Greg Mesch laid down the gauntlet to Government and Ofcom, warning that they cannot “sit back and watch the fight play out”

The role of delivering fibre to whole of UK is too big for any one infrastructure provider – and operators must commit to working together if the UK’s full-fibre targets are to be achieved, CityFibre CEO Greg Mesch said today.

Delivering the opening keynote at Connected Britain 2019, Mesch provided the packed auditorium with a potted history of the UK’s broadband market, starting with what he called the bad old days when BT was the national provider with market monopoly and “a stranglehold on all connections.” This, said Mesch, led to a market defined by lack of competition, high prices, lack of innovation, patchwork upgrades and under investment.

Fast-forward to today and the full-fibre race has begun and there has been a “dramatic change” in the Government and Ofcom. Both are now committed to full-fibre and ambitious targets have been set to reflect that. But, Mesch warned, the job is not done yet and the Government and Ofcom must play referee as more fibre network providers emerge and challenge BT.  

“The end goal is clear; 15 million premises by 2025 and nationwide coverage by 2033. No-one is left behind on copper, there is no digital divide, there is choice for service providers and end-users and we have dense fibre supporting 5G across all cities,” he said. “We are in a good place but we must continue in the right direction. Openreach is now building fibre and we welcome it – but the incentives driving Openreach which led to unsatisfactory market conditions have not disappeared.”

In his presentation – titled ‘The Journey to Lasting digital infrastructure in the UK’ – Mesch went on to highlight how Openreach is referring to itself as ‘the’ full-fibre provider. This, he said, should send alarm bells to the Government and Ofcom.

“[This] proves that the job is not done yet – we have not arrived at the destination,” he continued. “Ofcom and the Government have done a huge amount to promote the idea of competition; the spark of competition has transformed into small flame – and that flame can be snuffed out unless it is protected.”

CityFibre is committed to preventing that from happening as it continues in its quest to become the third national provider – but Mesch warned that no one operator can deliver on the UK’s fibre targets alone.

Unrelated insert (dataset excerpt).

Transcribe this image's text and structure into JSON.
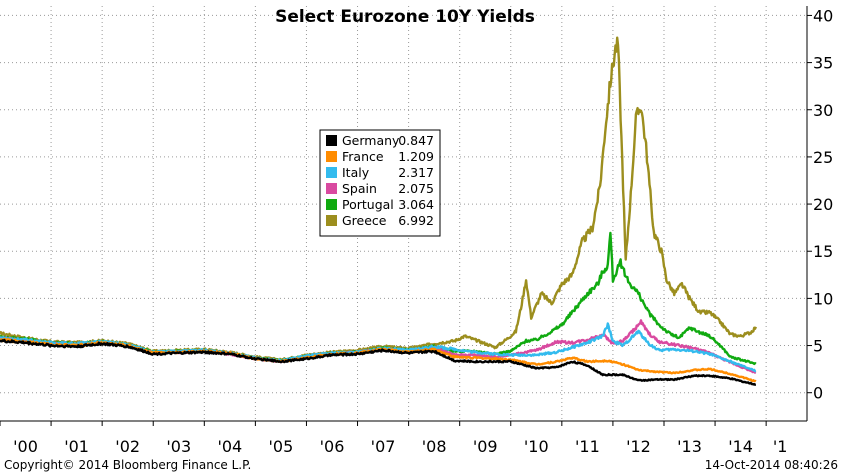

“The role of delivering fibre to the whole of UK is too big for any one infrastructure builder,” he said. “Only by contributing mass coverage in the shortest possible time will Britain have access to the digital infrastructure that is vital for our future. If Boris [Johnson] does want to achieve nationwide full-fibre by 2025, we all have to commit to cooperating.”

The Government and Ofcom also have a role to play. Now, said Mesch is not the time for them to sit back and watch the fight play out from a safe distance; they need to “referee the fight and actively protect and grow the competitive market to make it more sustainable.”

Mesch concluded: “We all have part to play in making this a reality, we all have responsibility in making sure we get to the destination.”